Overall, this novel was exciting, with action-packed scenes, gruesome torture acts, and a plot that keeps getting more thrilling with every second. I’m excited to see what happens in the sequel, so stay tuned for my review on it!

Happy reading ~

Cold Cold Heart by Tami Hoag

Before this novel, I had never heard of Tami Hoag. I had no idea that she was a bestselling author or that she had published more than 30 books. All I knew was that this novel was on many recommendation lists and that I had to make some time to read it. In all honesty, I hadn’t been anticipating it or been looking forward to it. I thought it would be a bit like some of Joy Fielding’s work (and I really do love her stuff!) so it wouldn’t be anything unexpected. All I can say is, I’m glad I gave it a shot!

Dana Nolan was a promising news reporter on TV before she was kidnapped, raped, and almost murdered by a serial killer. Nearly a year after her miraculous escape, Dana has moved back home to Shelby Mills. But the torment of post-traumatic stress disorder and the severe brain damage she endured has changed her forever. Returning to her hometown was supposed to be a reprieve; instead, it leads to more trauma as both the police and media take interest in an unresolved case – the disappearance of Dana’s childhood friend, Casey. Terrified of the secrets from her past, Dana tentatively begins to search for the truth. But it may be more than she can handle.

One of the reasons why I enjoyed this novel so much was because of the attention it gave to PTSD and head trauma injuries. Most of the time, novels don’t depict this accurately; somehow the victim or protagonist mysteriously “gets better” and “goes back to normal”. Having a novel disprove that and show what it really is like was quite refreshing. I really liked Dana Nolan; her plight as a victim was depicted very skillfully but there was also more to her personality than just her ordeal. The story line was very good, too, and I liked how the story was told in the voices of other characters. The ending was a bit predictable, especially as the clues came through but I think that was the point; the reader, who presumably does not suffer from any brain injuries, should be able to solve this case faster than Dana, who doesn’t have all the resources she needs to reach the same conclusions. All in all, this story was gripping and well-written and I would recommend this to anyone looking for a good murder mystery/thriller!

Happy reading ~

The Woods by Harlan Coben

So I loves this author so much that I rushed to get my hands on another book of his. And this was just as good as the last one!

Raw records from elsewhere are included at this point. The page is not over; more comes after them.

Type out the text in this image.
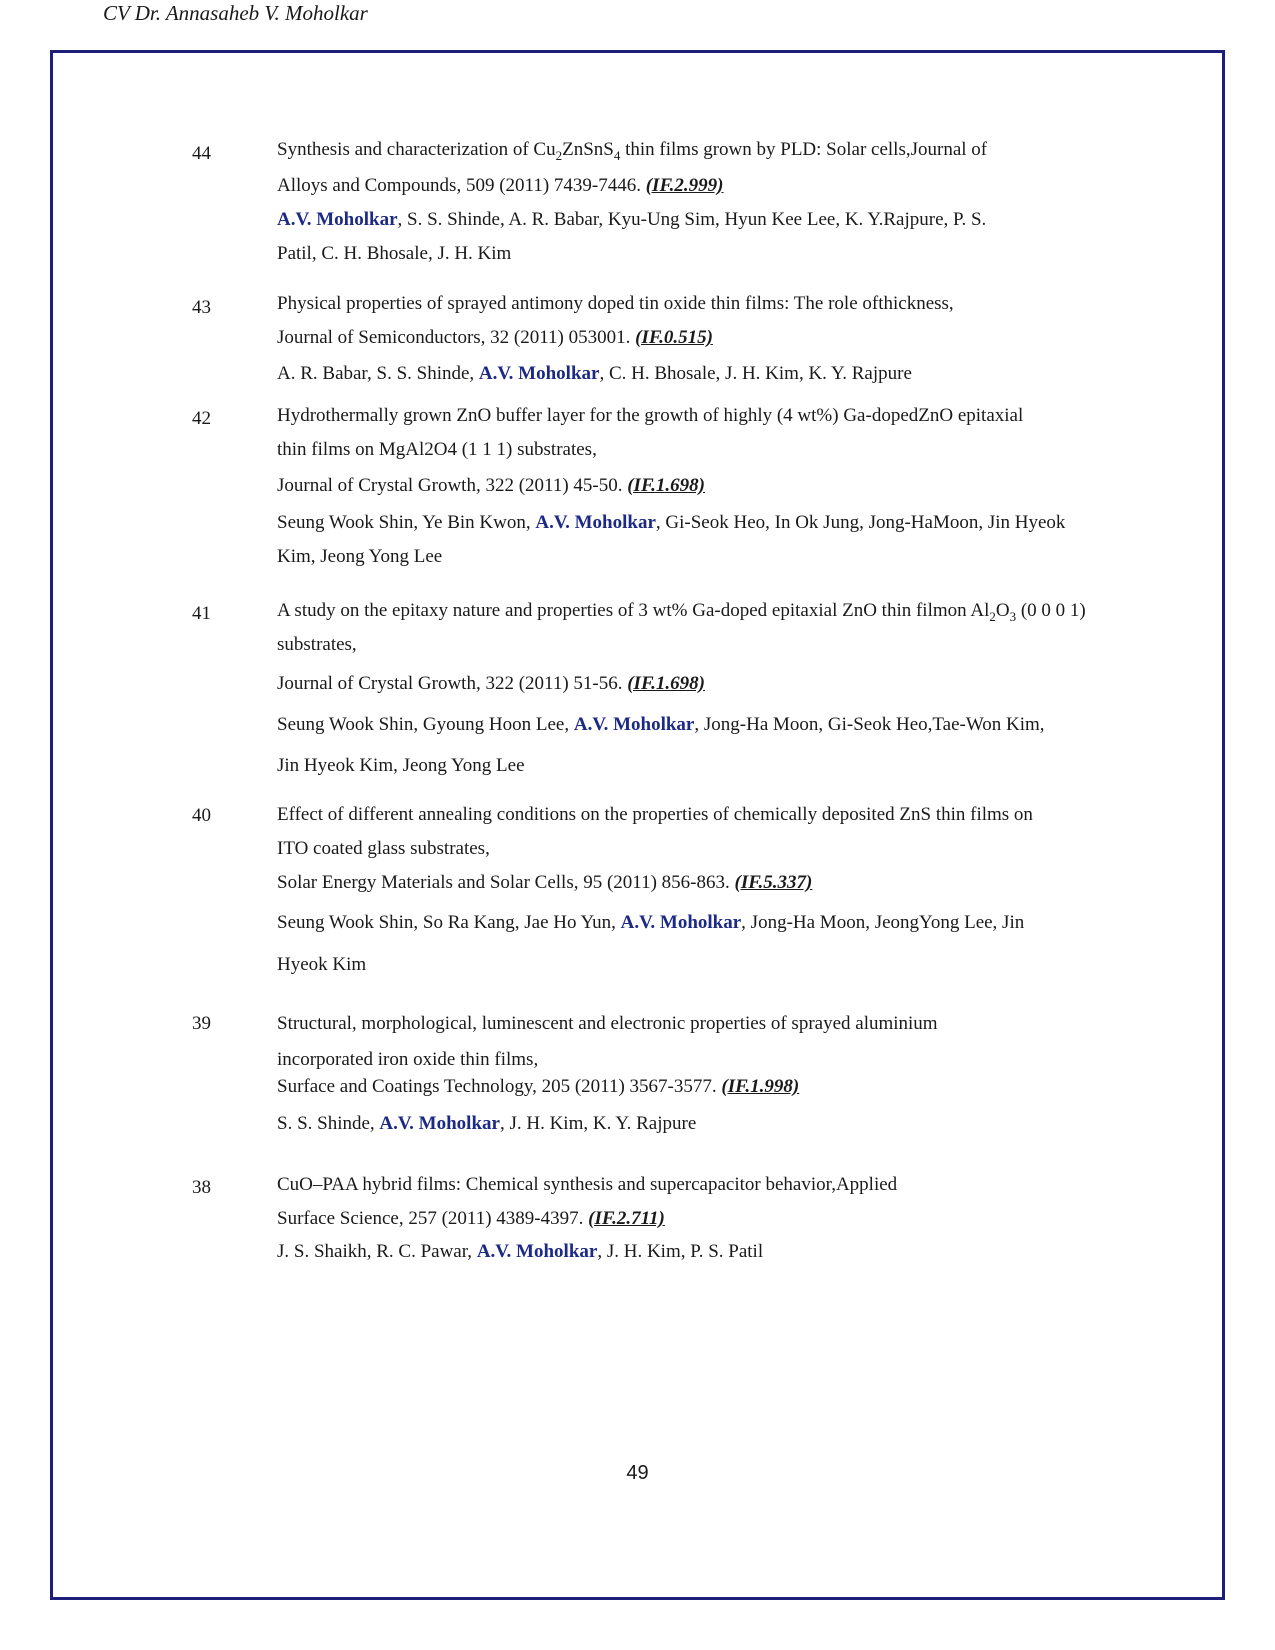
CV Dr. Annasaheb V. Moholkar
44	Synthesis and characterization of $Cu_2ZnSnS_4$ thin films grown by PLD: Solar cells,Journal of
Alloys and Compounds, 509 (2011) 7439-7446. (IF.2.999)
A.V. Moholkar, S. S. Shinde, A. R. Babar, Kyu-Ung Sim, Hyun Kee Lee, K. Y.Rajpure, P. S.
Patil, C. H. Bhosale, J. H. Kim
43	Physical properties of sprayed antimony doped tin oxide thin films: The role ofthickness,
Journal of Semiconductors, 32 (2011) 053001. (IF.0.515)
A. R. Babar, S. S. Shinde, A.V. Moholkar, C. H. Bhosale, J. H. Kim, K. Y. Rajpure
42	Hydrothermally grown ZnO buffer layer for the growth of highly (4 wt%) Ga-dopedZnO epitaxial
thin films on MgAl2O4 (1 1 1) substrates,
Journal of Crystal Growth, 322 (2011) 45-50. (IF.1.698)
Seung Wook Shin, Ye Bin Kwon, A.V. Moholkar, Gi-Seok Heo, In Ok Jung, Jong-HaMoon, Jin Hyeok
Kim, Jeong Yong Lee
41	A study on the epitaxy nature and properties of 3 wt% Ga-doped epitaxial ZnO thin filmon $Al_2O_3$ (0 0 0 1)
substrates,
Journal of Crystal Growth, 322 (2011) 51-56. (IF.1.698)
Seung Wook Shin, Gyoung Hoon Lee, A.V. Moholkar, Jong-Ha Moon, Gi-Seok Heo,Tae-Won Kim,
Jin Hyeok Kim, Jeong Yong Lee
40	Effect of different annealing conditions on the properties of chemically deposited ZnS thin films on
ITO coated glass substrates,
Solar Energy Materials and Solar Cells, 95 (2011) 856-863. (IF.5.337)
Seung Wook Shin, So Ra Kang, Jae Ho Yun, A.V. Moholkar, Jong-Ha Moon, JeongYong Lee, Jin
Hyeok Kim
39	Structural, morphological, luminescent and electronic properties of sprayed aluminium
incorporated iron oxide thin films,
Surface and Coatings Technology, 205 (2011) 3567-3577. (IF.1.998)
S. S. Shinde, A.V. Moholkar, J. H. Kim, K. Y. Rajpure
38	CuO–PAA hybrid films: Chemical synthesis and supercapacitor behavior,Applied
Surface Science, 257 (2011) 4389-4397. (IF.2.711)
J. S. Shaikh, R. C. Pawar, A.V. Moholkar, J. H. Kim, P. S. Patil
49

One summer camp night, Paul Copeland’s sister and 3 other teenagers went into the forest and disappeared. Twenty years later, he is still grieving for his sister. Paul is now a country prosecutor who has a young daughter that he is trying to raise on his own now that his wife has passed away. Clearly, life hasn’t been the best for him. But when evidence turns up about that fateful camp night, Paul is once again forced to relive the events and find out the truth behind what really happened. Who killed those teenagers? And why bring the evidence up now? The more Paul searches, the more he realizes that there is a lot more to this mystery than what meets the eye…

Another fabulous mystery book! I literally sat on my bed in the same position and kept reading without realizing that a few hours had gone by. I couldn’t put it down and I couldn’t have guessed the ending at all! Every single part of it was packed with action and the characters were all so wonderfully portrayed! I am definitely keeping my eye on this author and I would encourage anyone who likes a good mystery to look him up, too!